Was der TÜV bei uns prüft
Die Zertifizierung läuft jährlich. Im Audit werden vier Bereiche abgeklopft:
- Datenschutz & DSGVO-Konformität: Wie kommen Listen zustande, wie werden Kontaktdaten verarbeitet, wie ist die Auskunfts-Pflicht erfüllt. Jeder Lead in unserem System ist DSGVO-konform dokumentiert.
- Anruf-Qualität: Tonalität, Werte, Einwand-Behandlung, Closing-Sprache. Jeder unserer SalesAgents durchläuft 50 Trainingsstunden vor dem ersten Live-Call.
- Mandanten-Schutz: Schriftlich freigegebene Opening-Skripte. Nichts geht raus, was der Kunde nicht autorisiert hat. Markenstimme wird vor Kampagnen-Start eingefroren.
- Audit-Trail: Jeder Anruf wird protokolliert und für mindestens 12 Monate vorgehalten. Stichprobenartig prüft der TÜV diese Aufzeichnungen.
Was du als Mandant davon hast
Vier konkrete Dinge, die ohne TÜV in dieser Branche eher die Ausnahme sind:
1. Du siehst jeden Call. Über unseren Live-Hub kannst du jederzeit jeden geführten Call mithören. Nicht zusammengefasst, nicht ausgewählt. Alle.
2. Deine Marke ist geschützt. Wir können keine Skripte rausschicken, die du nicht abgenickt hast. Punkt. Wenn ein Sales-Agent davon abweicht, dokumentiert die KI das automatisch und der Lead wird storniert.

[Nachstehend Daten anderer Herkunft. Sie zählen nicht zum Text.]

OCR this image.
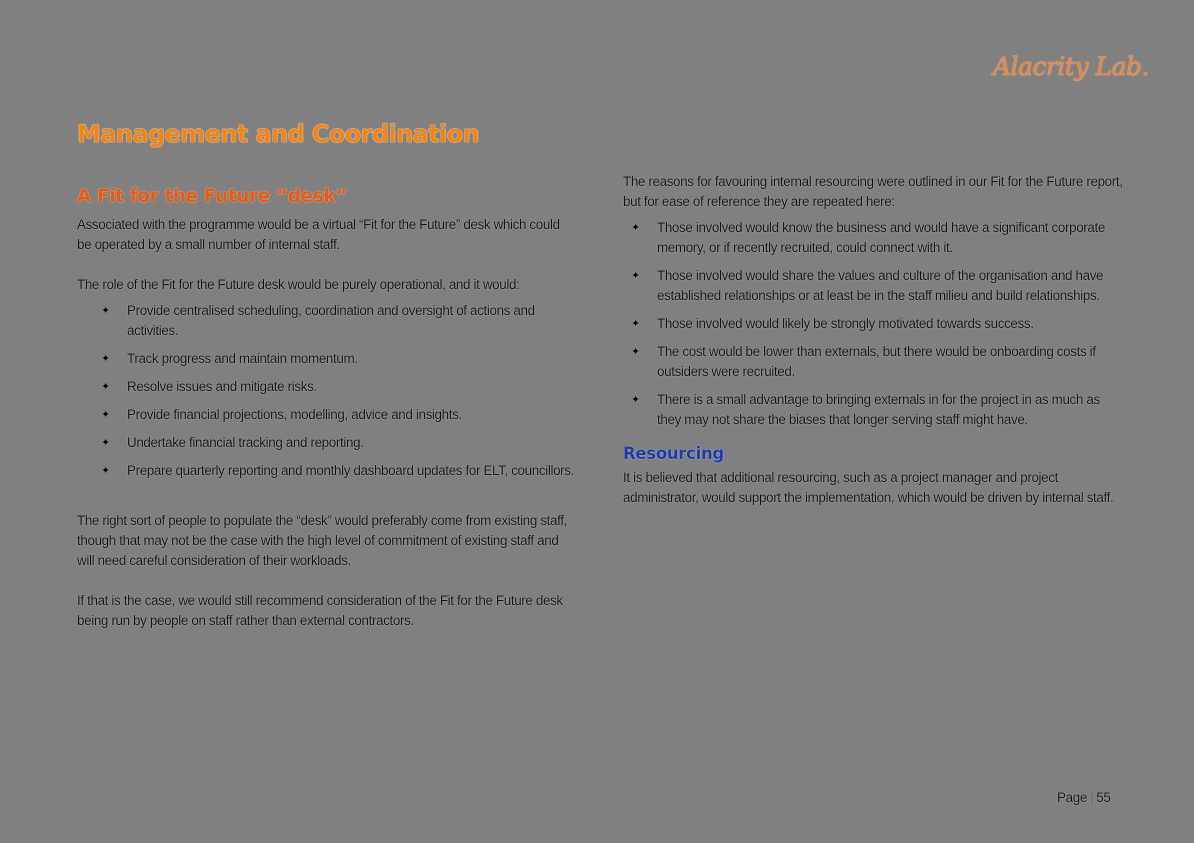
Alacrity Lab.
Management and Coordination
A Fit for the Future “desk”

Associated with the programme would be a virtual “Fit for the Future” desk which could be operated by a small number of internal staff.

The role of the Fit for the Future desk would be purely operational, and it would:

✦ Provide centralised scheduling, coordination and oversight of actions and activities.
✦ Track progress and maintain momentum.
✦ Resolve issues and mitigate risks.
✦ Provide financial projections, modelling, advice and insights.
✦ Undertake financial tracking and reporting.
✦ Prepare quarterly reporting and monthly dashboard updates for ELT, councillors.

The right sort of people to populate the “desk” would preferably come from existing staff, though that may not be the case with the high level of commitment of existing staff and will need careful consideration of their workloads.

If that is the case, we would still recommend consideration of the Fit for the Future desk being run by people on staff rather than external contractors.

The reasons for favouring internal resourcing were outlined in our Fit for the Future report, but for ease of reference they are repeated here:

✦ Those involved would know the business and would have a significant corporate memory, or if recently recruited, could connect with it.
✦ Those involved would share the values and culture of the organisation and have established relationships or at least be in the staff milieu and build relationships.
✦ Those involved would likely be strongly motivated towards success.
✦ The cost would be lower than externals, but there would be onboarding costs if outsiders were recruited.
✦ There is a small advantage to bringing externals in for the project in as much as they may not share the biases that longer serving staff might have.
Resourcing

It is believed that additional resourcing, such as a project manager and project administrator, would support the implementation, which would be driven by internal staff.

Page | 55
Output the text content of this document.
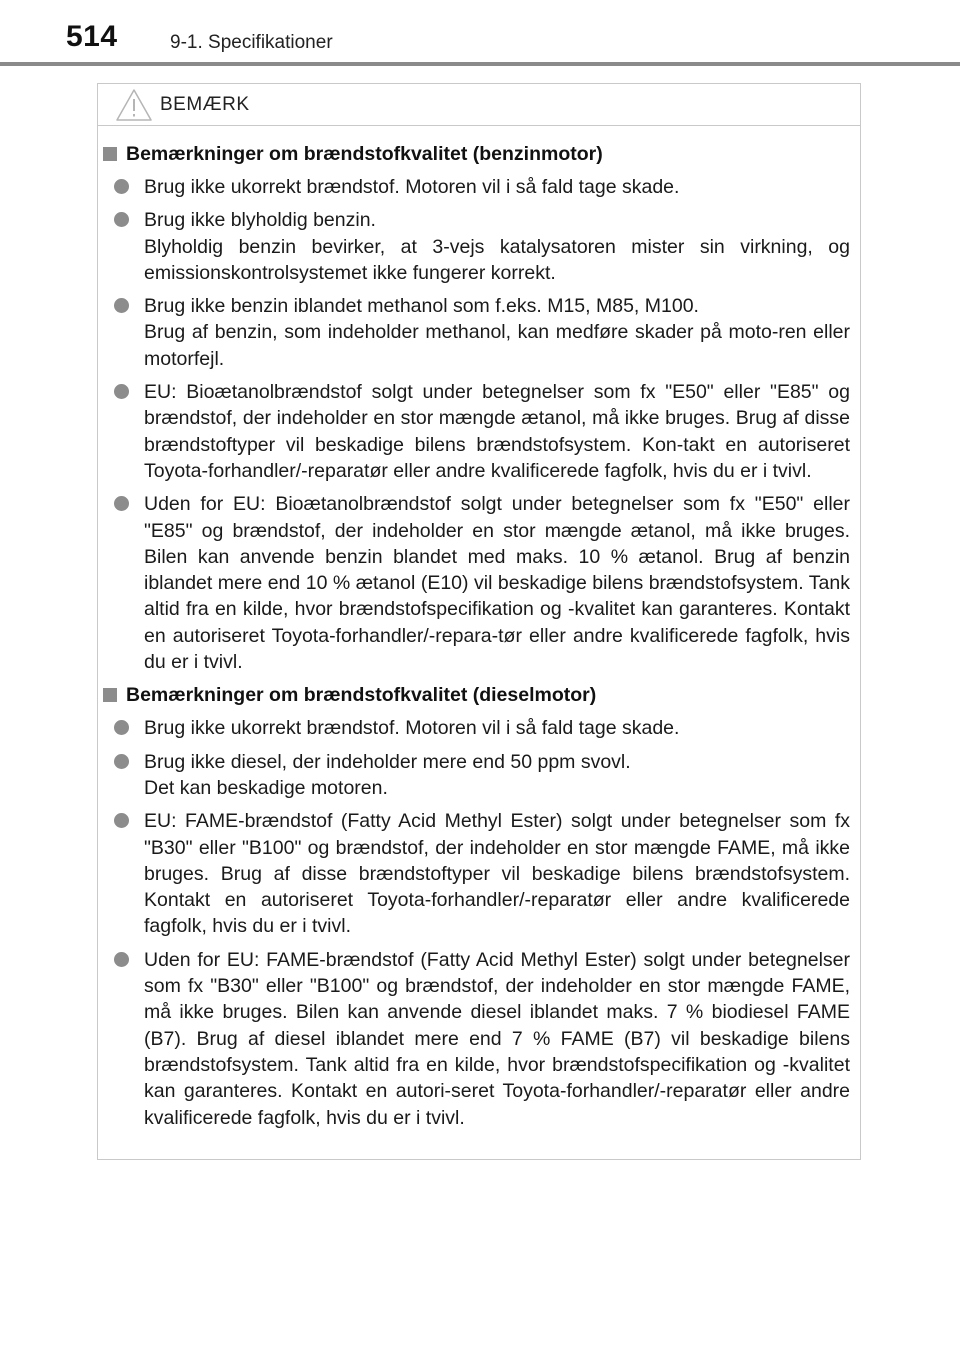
514	9-1. Specifikationer
BEMÆRK
Bemærkninger om brændstofkvalitet (benzinmotor)
Brug ikke ukorrekt brændstof. Motoren vil i så fald tage skade.
Brug ikke blyholdig benzin.
Blyholdig benzin bevirker, at 3-vejs katalysatoren mister sin virkning, og emissionskontrolsystemet ikke fungerer korrekt.
Brug ikke benzin iblandet methanol som f.eks. M15, M85, M100.
Brug af benzin, som indeholder methanol, kan medføre skader på moto-ren eller motorfejl.
EU: Bioætanolbrændstof solgt under betegnelser som fx "E50" eller "E85" og brændstof, der indeholder en stor mængde ætanol, må ikke bruges. Brug af disse brændstoftyper vil beskadige bilens brændstofsystem. Kon-takt en autoriseret Toyota-forhandler/-reparatør eller andre kvalificerede fagfolk, hvis du er i tvivl.
Uden for EU: Bioætanolbrændstof solgt under betegnelser som fx "E50" eller "E85" og brændstof, der indeholder en stor mængde ætanol, må ikke bruges. Bilen kan anvende benzin blandet med maks. 10 % ætanol. Brug af benzin iblandet mere end 10 % ætanol (E10) vil beskadige bilens brændstofsystem. Tank altid fra en kilde, hvor brændstofspecifikation og -kvalitet kan garanteres. Kontakt en autoriseret Toyota-forhandler/-repara-tør eller andre kvalificerede fagfolk, hvis du er i tvivl.
Bemærkninger om brændstofkvalitet (dieselmotor)
Brug ikke ukorrekt brændstof. Motoren vil i så fald tage skade.
Brug ikke diesel, der indeholder mere end 50 ppm svovl.
Det kan beskadige motoren.
EU: FAME-brændstof (Fatty Acid Methyl Ester) solgt under betegnelser som fx "B30" eller "B100" og brændstof, der indeholder en stor mængde FAME, må ikke bruges. Brug af disse brændstoftyper vil beskadige bilens brændstofsystem. Kontakt en autoriseret Toyota-forhandler/-reparatør eller andre kvalificerede fagfolk, hvis du er i tvivl.
Uden for EU: FAME-brændstof (Fatty Acid Methyl Ester) solgt under betegnelser som fx "B30" eller "B100" og brændstof, der indeholder en stor mængde FAME, må ikke bruges. Bilen kan anvende diesel iblandet maks. 7 % biodiesel FAME (B7). Brug af diesel iblandet mere end 7 % FAME (B7) vil beskadige bilens brændstofsystem. Tank altid fra en kilde, hvor brændstofspecifikation og -kvalitet kan garanteres. Kontakt en autori-seret Toyota-forhandler/-reparatør eller andre kvalificerede fagfolk, hvis du er i tvivl.
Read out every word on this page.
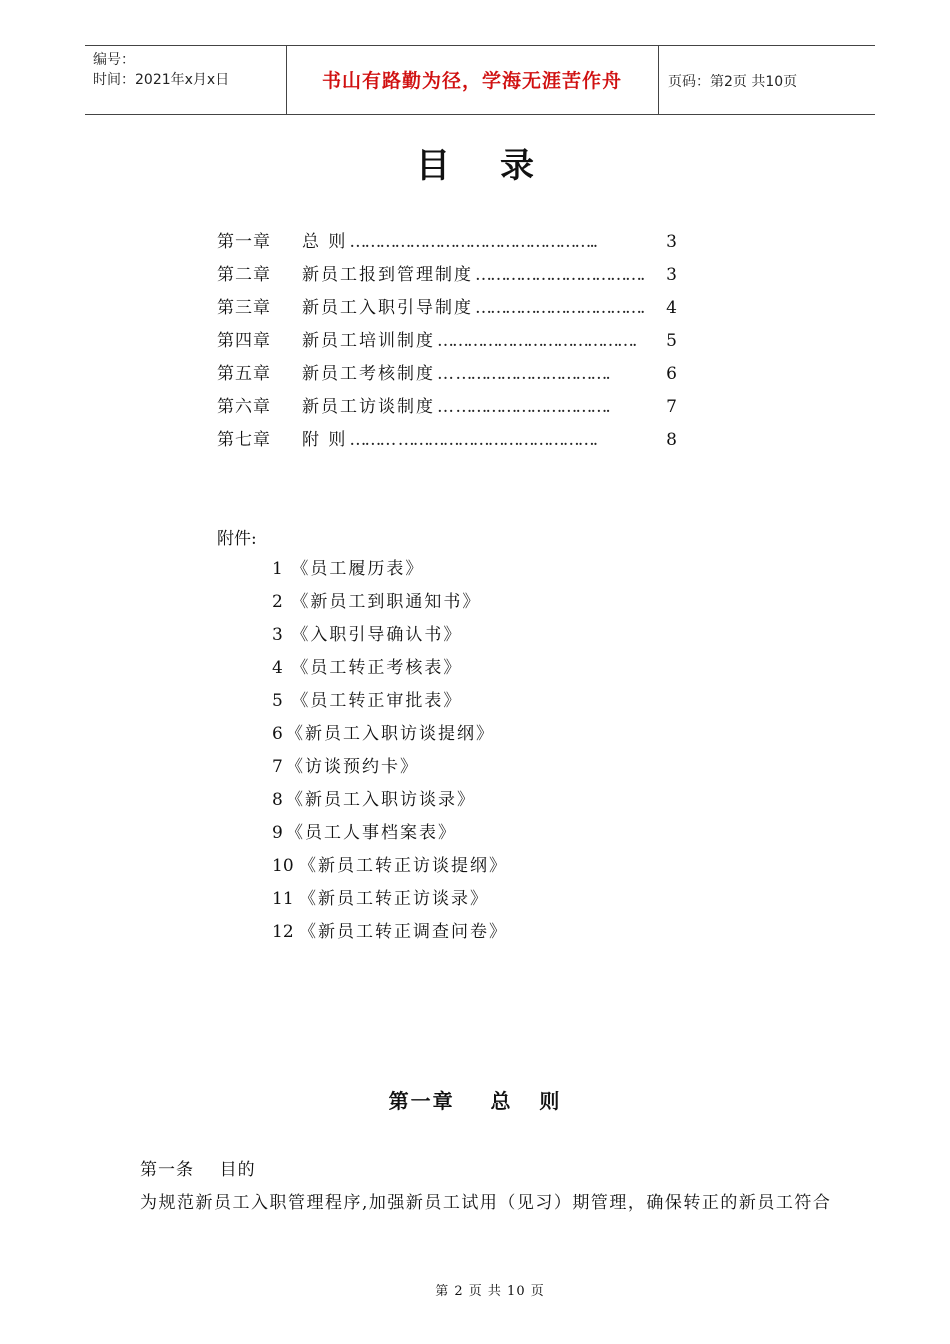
编号：
时间：2021年x月x日	书山有路勤为径，学海无涯苦作舟	页码：第2页 共10页
目录
第一章	总 则 …………………………………………..	3
第二章	新员工报到管理制度 …………………………….	3
第三章	新员工入职引导制度 …………………………….	4
第四章	新员工培训制度 ………………………………….	5
第五章	新员工考核制度 … ………………………….	6
第六章	新员工访谈制度 … ………………………….	7
第七章	附 则 ……… ………………………………….	8
附件:
1 《员工履历表》
2 《新员工到职通知书》
3 《入职引导确认书》
4 《员工转正考核表》
5 《员工转正审批表》
6 《新员工入职访谈提纲》
7 《访谈预约卡》
8 《新员工入职访谈录》
9 《员工人事档案表》
10 《新员工转正访谈提纲》
11 《新员工转正访谈录》
12 《新员工转正调查问卷》
第一章    总   则
第一条    目的
为规范新员工入职管理程序,加强新员工试用（见习）期管理，确保转正的新员工符合
第 2 页 共 10 页
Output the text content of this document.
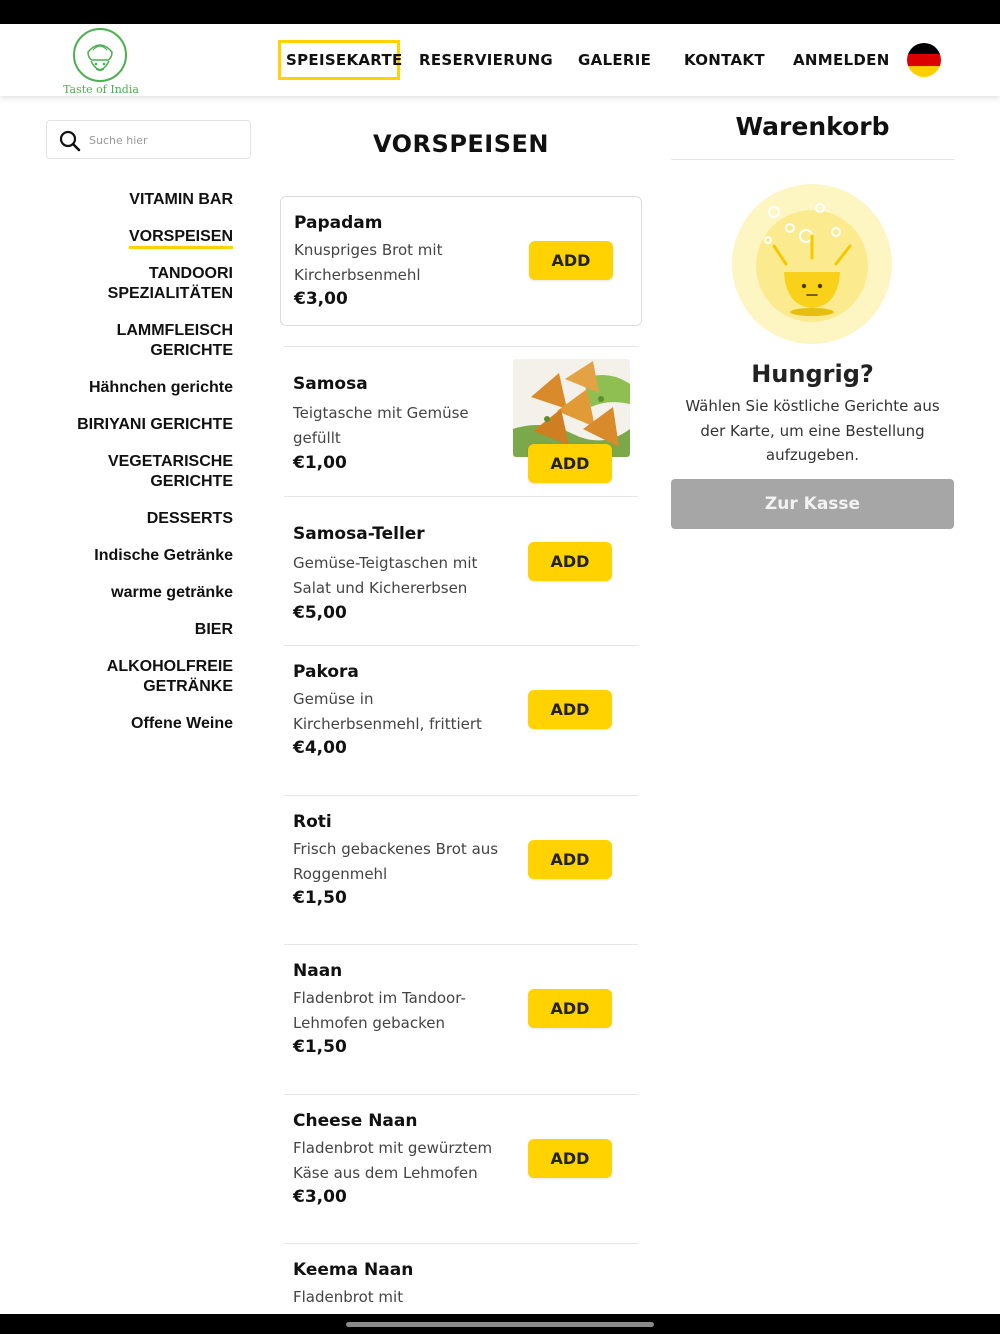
Taste of India
SPEISEKARTE RESERVIERUNG GALERIE KONTAKT ANMELDEN
Suche hier
VITAMIN BAR
VORSPEISEN
TANDOORI SPEZIALITÄTEN
LAMMFLEISCH GERICHTE
Hähnchen gerichte
BIRIYANI GERICHTE
VEGETARISCHE GERICHTE
DESSERTS
Indische Getränke
warme getränke
BIER
ALKOHOLFREIE GETRÄNKE
Offene Weine
VORSPEISEN
Papadam
Knuspriges Brot mit Kircherbsenmehl
€3,00
ADD
Samosa
Teigtasche mit Gemüse gefüllt
€1,00	ADD
Samosa-Teller
Gemüse-Teigtaschen mit Salat und Kichererbsen
€5,00
ADD
Pakora
Gemüse in Kircherbsenmehl, frittiert
€4,00
ADD
Roti
Frisch gebackenes Brot aus Roggenmehl
€1,50
ADD
Naan
Fladenbrot im Tandoor-Lehmofen gebacken
€1,50
ADD
Cheese Naan
Fladenbrot mit gewürztem Käse aus dem Lehmofen
€3,00
ADD
Keema Naan
Fladenbrot mit
Warenkorb
Hungrig?

Wählen Sie köstliche Gerichte aus der Karte, um eine Bestellung aufzugeben.

Zur Kasse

3. Beschwerden gibt es nahezu nicht. Im letzten Jahr hatten wir bei 10.230+ geführten Gesprächen genau 4 dokumentierte Beschwerden. Alle 4 wurden binnen 24 Stunden behandelt, dokumentiert und im TÜV-Report vermerkt.
4. Anwaltliche Sicherheit. Sollte irgendwann jemand klagen, was bei DSGVO-Themen passieren kann, hast du einen externen Auditor, der bestätigt, dass die Prozesse korrekt sind. Das ist nicht juristische Garantie, aber sehr nahe dran.
Warum andere Agenturen es nicht machen
Ehrliche Antwort: Es kostet Zeit, Geld und Substanz. Die Erstzertifizierung dauerte 5 Monate. Die Prozesse müssen lückenlos dokumentierbar sein. Wer am Wochenende Listen googelt und dann 200 Cold-Calls/Tag wegrotzt, kann das nicht.
Genau das ist auch die Botschaft: Wenn jemand TÜV-zertifiziert ist, hat er eine Wahl getroffen, die teuer war. Das ist ein Filter.